Heat Issues with Synthetic Grass

One drawback that both fans and critics of synthetic turf agree on is that synthetic grass fields can get much hotter than natural grass. Stuart Gaffin, an associate research scientist at the Center for Climate Systems Research at Columbia University, initially became involved with the temperature issues of synthetic turf fields while conducting studies for another project on the cooling benefits of urban trees and parks. Using thermal satellite images and geographic information systems, Gaffin noticed that a number of the hottest spots in the city turned out to be synthetic turf fields.

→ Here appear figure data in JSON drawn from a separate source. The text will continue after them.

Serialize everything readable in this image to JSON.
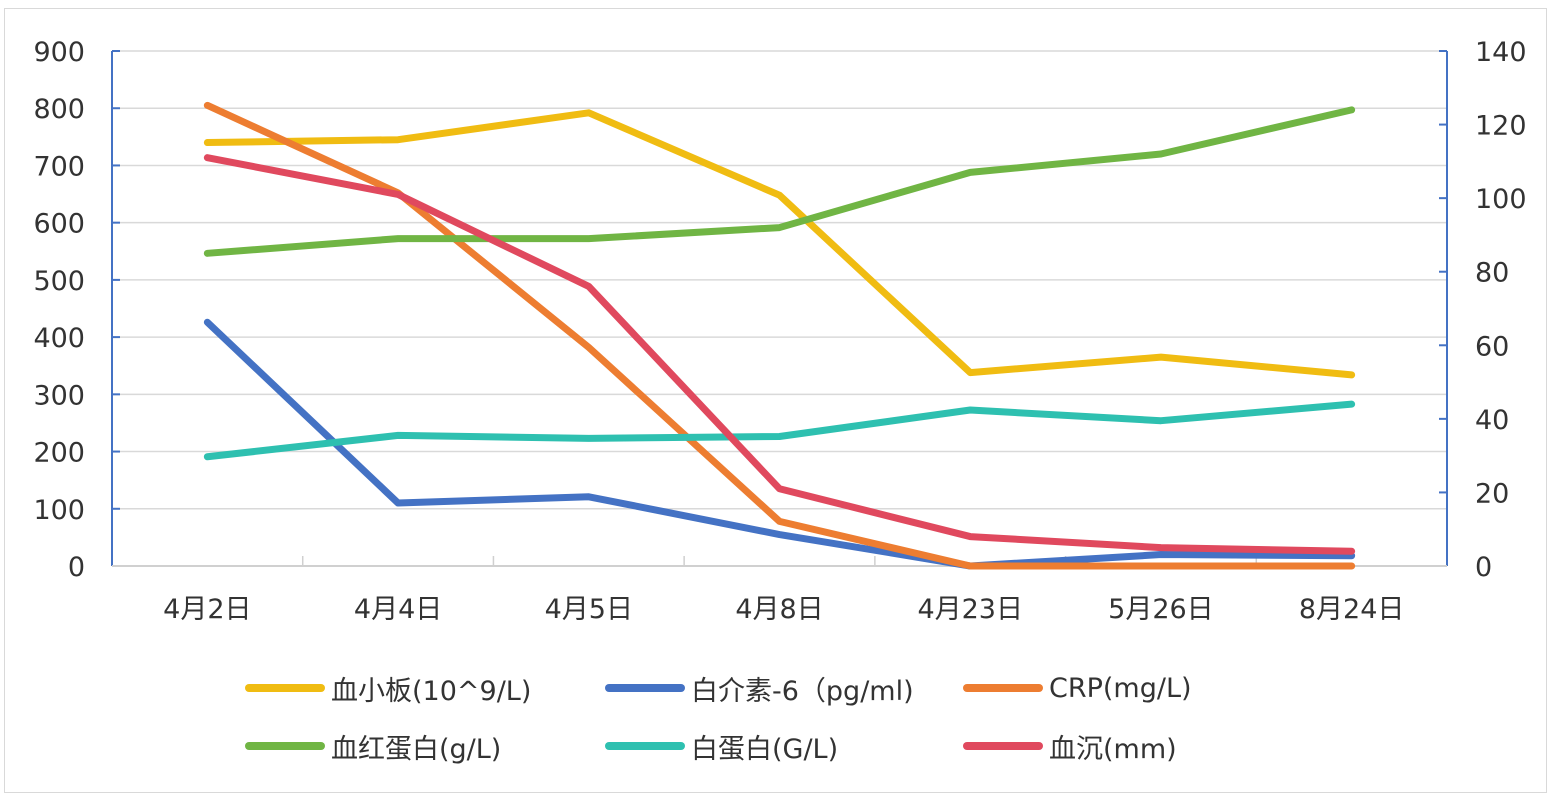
{
  "chart_data": {
    "type": "line",
    "categories": [
      "4月2日",
      "4月4日",
      "4月5日",
      "4月8日",
      "4月23日",
      "5月26日",
      "8月24日"
    ],
    "y_left": {
      "min": 0,
      "max": 900,
      "ticks": [
        "0",
        "100",
        "200",
        "300",
        "400",
        "500",
        "600",
        "700",
        "800",
        "900"
      ]
    },
    "y_right": {
      "min": 0,
      "max": 140,
      "ticks": [
        "0",
        "20",
        "40",
        "60",
        "80",
        "100",
        "120",
        "140"
      ]
    },
    "grid": true,
    "legend_position": "bottom",
    "series": [
      {
        "name": "血小板(10^9/L)",
        "axis": "left",
        "color": "#F0BC12",
        "values": [
          740,
          745,
          792,
          648,
          338,
          365,
          334
        ]
      },
      {
        "name": "白介素-6（pg/ml)",
        "axis": "left",
        "color": "#4472C4",
        "values": [
          426,
          110,
          121,
          55,
          0,
          20,
          18
        ]
      },
      {
        "name": "CRP(mg/L)",
        "axis": "left",
        "color": "#ED7D31",
        "values": [
          805,
          652,
          382,
          78,
          0,
          0,
          0
        ]
      },
      {
        "name": "血红蛋白(g/L)",
        "axis": "right",
        "color": "#70B544",
        "values": [
          85,
          89,
          89,
          92,
          107,
          112,
          124
        ]
      },
      {
        "name": "白蛋白(G/L)",
        "axis": "right",
        "color": "#2EC0B0",
        "values": [
          29.7,
          35.5,
          34.7,
          35.2,
          42.4,
          39.5,
          44
        ]
      },
      {
        "name": "血沉(mm)",
        "axis": "right",
        "color": "#E0495E",
        "values": [
          111,
          101,
          76,
          21,
          8,
          5,
          4
        ]
      }
    ]
  }
}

Direct temperature measurements conducted during site visits showed that synthetic turf fields can get up to 60° hotter than grass, with surface temperatures reaching 160°F on summer days. “Exposures of ten minutes or longer to surface temperatures above 122°F can cause skin injuries, so this is a real concern,” said Joel Forman, medical director of the Pediatric Environmental Health Specialty Unit at Mount Sinai School of Medicine, speaking at a 6 December 2007 symposium on the issue.

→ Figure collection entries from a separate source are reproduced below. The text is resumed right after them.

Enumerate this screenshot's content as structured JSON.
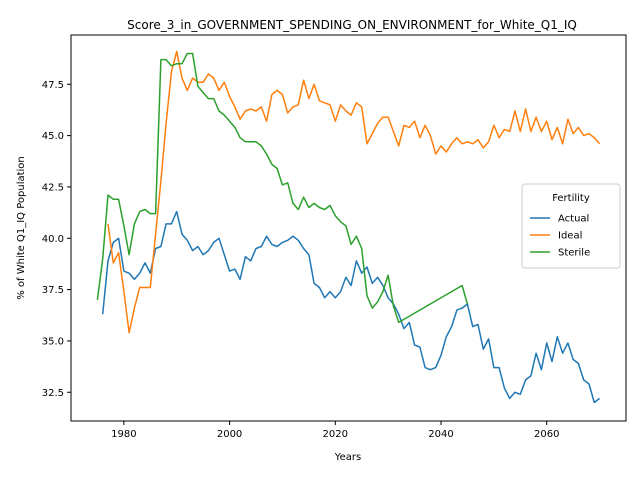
{
  "chart_data": {
    "type": "line",
    "title": "Score_3_in_GOVERNMENT_SPENDING_ON_ENVIRONMENT_for_White_Q1_IQ",
    "xlabel": "Years",
    "ylabel": "% of White Q1_IQ Population",
    "xlim": [
      1970,
      2075
    ],
    "ylim": [
      31.1,
      49.9
    ],
    "xticks": [
      1980,
      2000,
      2020,
      2040,
      2060
    ],
    "yticks": [
      32.5,
      35.0,
      37.5,
      40.0,
      42.5,
      45.0,
      47.5
    ],
    "xtick_labels": [
      "1980",
      "2000",
      "2020",
      "2040",
      "2060"
    ],
    "ytick_labels": [
      "32.5",
      "35.0",
      "37.5",
      "40.0",
      "42.5",
      "45.0",
      "47.5"
    ],
    "grid": false,
    "legend": {
      "title": "Fertility",
      "placement": "center-right"
    },
    "series": [
      {
        "name": "Actual",
        "color": "#1f77b4",
        "points": [
          [
            1976,
            36.3
          ],
          [
            1977,
            38.9
          ],
          [
            1978,
            39.8
          ],
          [
            1979,
            40.0
          ],
          [
            1980,
            38.4
          ],
          [
            1981,
            38.3
          ],
          [
            1982,
            38.0
          ],
          [
            1983,
            38.3
          ],
          [
            1984,
            38.8
          ],
          [
            1985,
            38.3
          ],
          [
            1986,
            39.5
          ],
          [
            1987,
            39.6
          ],
          [
            1988,
            40.7
          ],
          [
            1989,
            40.7
          ],
          [
            1990,
            41.3
          ],
          [
            1991,
            40.2
          ],
          [
            1992,
            39.9
          ],
          [
            1993,
            39.4
          ],
          [
            1994,
            39.6
          ],
          [
            1995,
            39.2
          ],
          [
            1996,
            39.4
          ],
          [
            1997,
            39.8
          ],
          [
            1998,
            40.0
          ],
          [
            1999,
            39.2
          ],
          [
            2000,
            38.4
          ],
          [
            2001,
            38.5
          ],
          [
            2002,
            38.0
          ],
          [
            2003,
            39.1
          ],
          [
            2004,
            38.9
          ],
          [
            2005,
            39.5
          ],
          [
            2006,
            39.6
          ],
          [
            2007,
            40.1
          ],
          [
            2008,
            39.7
          ],
          [
            2009,
            39.6
          ],
          [
            2010,
            39.8
          ],
          [
            2011,
            39.9
          ],
          [
            2012,
            40.1
          ],
          [
            2013,
            39.9
          ],
          [
            2014,
            39.5
          ],
          [
            2015,
            39.2
          ],
          [
            2016,
            37.8
          ],
          [
            2017,
            37.6
          ],
          [
            2018,
            37.1
          ],
          [
            2019,
            37.4
          ],
          [
            2020,
            37.1
          ],
          [
            2021,
            37.4
          ],
          [
            2022,
            38.1
          ],
          [
            2023,
            37.7
          ],
          [
            2024,
            38.9
          ],
          [
            2025,
            38.3
          ],
          [
            2026,
            38.6
          ],
          [
            2027,
            37.8
          ],
          [
            2028,
            38.1
          ],
          [
            2029,
            37.7
          ],
          [
            2030,
            37.1
          ],
          [
            2031,
            36.8
          ],
          [
            2032,
            36.3
          ],
          [
            2033,
            35.6
          ],
          [
            2034,
            35.9
          ],
          [
            2035,
            34.8
          ],
          [
            2036,
            34.7
          ],
          [
            2037,
            33.7
          ],
          [
            2038,
            33.6
          ],
          [
            2039,
            33.7
          ],
          [
            2040,
            34.3
          ],
          [
            2041,
            35.2
          ],
          [
            2042,
            35.7
          ],
          [
            2043,
            36.5
          ],
          [
            2044,
            36.6
          ],
          [
            2045,
            36.8
          ],
          [
            2046,
            35.7
          ],
          [
            2047,
            35.8
          ],
          [
            2048,
            34.6
          ],
          [
            2049,
            35.1
          ],
          [
            2050,
            33.7
          ],
          [
            2051,
            33.7
          ],
          [
            2052,
            32.7
          ],
          [
            2053,
            32.2
          ],
          [
            2054,
            32.5
          ],
          [
            2055,
            32.4
          ],
          [
            2056,
            33.1
          ],
          [
            2057,
            33.3
          ],
          [
            2058,
            34.4
          ],
          [
            2059,
            33.6
          ],
          [
            2060,
            34.9
          ],
          [
            2061,
            34.0
          ],
          [
            2062,
            35.2
          ],
          [
            2063,
            34.4
          ],
          [
            2064,
            34.9
          ],
          [
            2065,
            34.1
          ],
          [
            2066,
            33.9
          ],
          [
            2067,
            33.1
          ],
          [
            2068,
            32.9
          ],
          [
            2069,
            32.0
          ],
          [
            2070,
            32.2
          ]
        ]
      },
      {
        "name": "Ideal",
        "color": "#ff7f0e",
        "points": [
          [
            1977,
            40.7
          ],
          [
            1978,
            38.8
          ],
          [
            1979,
            39.3
          ],
          [
            1980,
            37.4
          ],
          [
            1981,
            35.4
          ],
          [
            1982,
            36.6
          ],
          [
            1983,
            37.6
          ],
          [
            1984,
            37.6
          ],
          [
            1985,
            37.6
          ],
          [
            1986,
            40.2
          ],
          [
            1987,
            42.8
          ],
          [
            1988,
            45.6
          ],
          [
            1989,
            48.1
          ],
          [
            1990,
            49.1
          ],
          [
            1991,
            47.8
          ],
          [
            1992,
            47.2
          ],
          [
            1993,
            47.8
          ],
          [
            1994,
            47.6
          ],
          [
            1995,
            47.6
          ],
          [
            1996,
            48.0
          ],
          [
            1997,
            47.8
          ],
          [
            1998,
            47.2
          ],
          [
            1999,
            47.6
          ],
          [
            2000,
            46.9
          ],
          [
            2001,
            46.4
          ],
          [
            2002,
            45.8
          ],
          [
            2003,
            46.2
          ],
          [
            2004,
            46.3
          ],
          [
            2005,
            46.2
          ],
          [
            2006,
            46.4
          ],
          [
            2007,
            45.7
          ],
          [
            2008,
            47.0
          ],
          [
            2009,
            47.2
          ],
          [
            2010,
            47.0
          ],
          [
            2011,
            46.1
          ],
          [
            2012,
            46.4
          ],
          [
            2013,
            46.5
          ],
          [
            2014,
            47.7
          ],
          [
            2015,
            46.8
          ],
          [
            2016,
            47.5
          ],
          [
            2017,
            46.7
          ],
          [
            2018,
            46.6
          ],
          [
            2019,
            46.5
          ],
          [
            2020,
            45.7
          ],
          [
            2021,
            46.5
          ],
          [
            2022,
            46.2
          ],
          [
            2023,
            46.0
          ],
          [
            2024,
            46.6
          ],
          [
            2025,
            46.4
          ],
          [
            2026,
            44.6
          ],
          [
            2027,
            45.1
          ],
          [
            2028,
            45.6
          ],
          [
            2029,
            45.9
          ],
          [
            2030,
            45.9
          ],
          [
            2031,
            45.2
          ],
          [
            2032,
            44.5
          ],
          [
            2033,
            45.5
          ],
          [
            2034,
            45.4
          ],
          [
            2035,
            45.7
          ],
          [
            2036,
            44.9
          ],
          [
            2037,
            45.5
          ],
          [
            2038,
            45.0
          ],
          [
            2039,
            44.1
          ],
          [
            2040,
            44.5
          ],
          [
            2041,
            44.2
          ],
          [
            2042,
            44.6
          ],
          [
            2043,
            44.9
          ],
          [
            2044,
            44.6
          ],
          [
            2045,
            44.7
          ],
          [
            2046,
            44.6
          ],
          [
            2047,
            44.8
          ],
          [
            2048,
            44.4
          ],
          [
            2049,
            44.7
          ],
          [
            2050,
            45.5
          ],
          [
            2051,
            44.9
          ],
          [
            2052,
            45.3
          ],
          [
            2053,
            45.2
          ],
          [
            2054,
            46.2
          ],
          [
            2055,
            45.2
          ],
          [
            2056,
            46.3
          ],
          [
            2057,
            45.2
          ],
          [
            2058,
            45.9
          ],
          [
            2059,
            45.2
          ],
          [
            2060,
            45.7
          ],
          [
            2061,
            44.8
          ],
          [
            2062,
            45.4
          ],
          [
            2063,
            44.6
          ],
          [
            2064,
            45.8
          ],
          [
            2065,
            45.1
          ],
          [
            2066,
            45.4
          ],
          [
            2067,
            45.0
          ],
          [
            2068,
            45.1
          ],
          [
            2069,
            44.9
          ],
          [
            2070,
            44.6
          ]
        ]
      },
      {
        "name": "Sterile",
        "color": "#2ca02c",
        "points": [
          [
            1975,
            37.0
          ],
          [
            1976,
            39.0
          ],
          [
            1977,
            42.1
          ],
          [
            1978,
            41.9
          ],
          [
            1979,
            41.9
          ],
          [
            1980,
            40.6
          ],
          [
            1981,
            39.2
          ],
          [
            1982,
            40.7
          ],
          [
            1983,
            41.3
          ],
          [
            1984,
            41.4
          ],
          [
            1985,
            41.2
          ],
          [
            1986,
            41.2
          ],
          [
            1987,
            48.7
          ],
          [
            1988,
            48.7
          ],
          [
            1989,
            48.4
          ],
          [
            1990,
            48.5
          ],
          [
            1991,
            48.5
          ],
          [
            1992,
            49.0
          ],
          [
            1993,
            49.0
          ],
          [
            1994,
            47.4
          ],
          [
            1995,
            47.1
          ],
          [
            1996,
            46.8
          ],
          [
            1997,
            46.8
          ],
          [
            1998,
            46.2
          ],
          [
            1999,
            46.0
          ],
          [
            2000,
            45.7
          ],
          [
            2001,
            45.4
          ],
          [
            2002,
            44.9
          ],
          [
            2003,
            44.7
          ],
          [
            2004,
            44.7
          ],
          [
            2005,
            44.7
          ],
          [
            2006,
            44.5
          ],
          [
            2007,
            44.1
          ],
          [
            2008,
            43.6
          ],
          [
            2009,
            43.4
          ],
          [
            2010,
            42.6
          ],
          [
            2011,
            42.7
          ],
          [
            2012,
            41.7
          ],
          [
            2013,
            41.4
          ],
          [
            2014,
            42.0
          ],
          [
            2015,
            41.5
          ],
          [
            2016,
            41.7
          ],
          [
            2017,
            41.5
          ],
          [
            2018,
            41.4
          ],
          [
            2019,
            41.6
          ],
          [
            2020,
            41.1
          ],
          [
            2021,
            40.8
          ],
          [
            2022,
            40.6
          ],
          [
            2023,
            39.7
          ],
          [
            2024,
            40.1
          ],
          [
            2025,
            39.5
          ],
          [
            2026,
            37.2
          ],
          [
            2027,
            36.6
          ],
          [
            2028,
            36.9
          ],
          [
            2029,
            37.4
          ],
          [
            2030,
            38.2
          ],
          [
            2031,
            36.7
          ],
          [
            2032,
            35.9
          ],
          [
            2044,
            37.7
          ],
          [
            2045,
            36.8
          ]
        ]
      }
    ]
  }
}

Although it is often argued that one of the advantages of synthetic turf is that it does not need irrigation, some installations must be watered to control the excessive heat. In addition to heat control, the International Hockey Federation requires that college teams saturate synthetic turf fields before each practice and game to increase traction.

The EHHI study addressed the question of whether synthetic turf fields can contribute to increased water contamination from rain or from spraying or misting. The study found that 25 different chemical species and 4 metals (zinc, selenium, lead, and cadmium) could be released into water from rubber infill. Moreover, because synthetic turf is unable to absorb or filter rain-water, chemicals filter directly into storm drains and into the municipal sewer system without the beneficial filtration that live vegetation provides.

What Happens To Used Synthetic Grass?

Finally, what happens to synthetic turf fields when they are no longer usable? Industry estimates that synthetic turf fields have a lifespan of 10 to 12 years, whereupon the material must be disposed of appropriately. Rick Doyle, president of the Synthetic Turf Council, says the infill could be cleaned and reused; put to another purpose, such as for rubber asphalt; incinerated; used in place of soil to separate landfill layers; or otherwise recycled. Typically, however, it is landfilled.

Work is progressing on a replacement for rubber granule infill. In Italy a thermoplastic material is being developed and Mondo, a manufacturer of floor surfaces, produces Ecofill, a patented polyolefin-based granule used in synthetic turf. Another alternative is infill made from plant-derived materials. Synthetic turf manufacturer Limonta Sport produces Geo Safe Play, an infill made from coconut husks and cork.

The news is that work is being done to address many of the arguments against using synthetic grass for our sporting fields.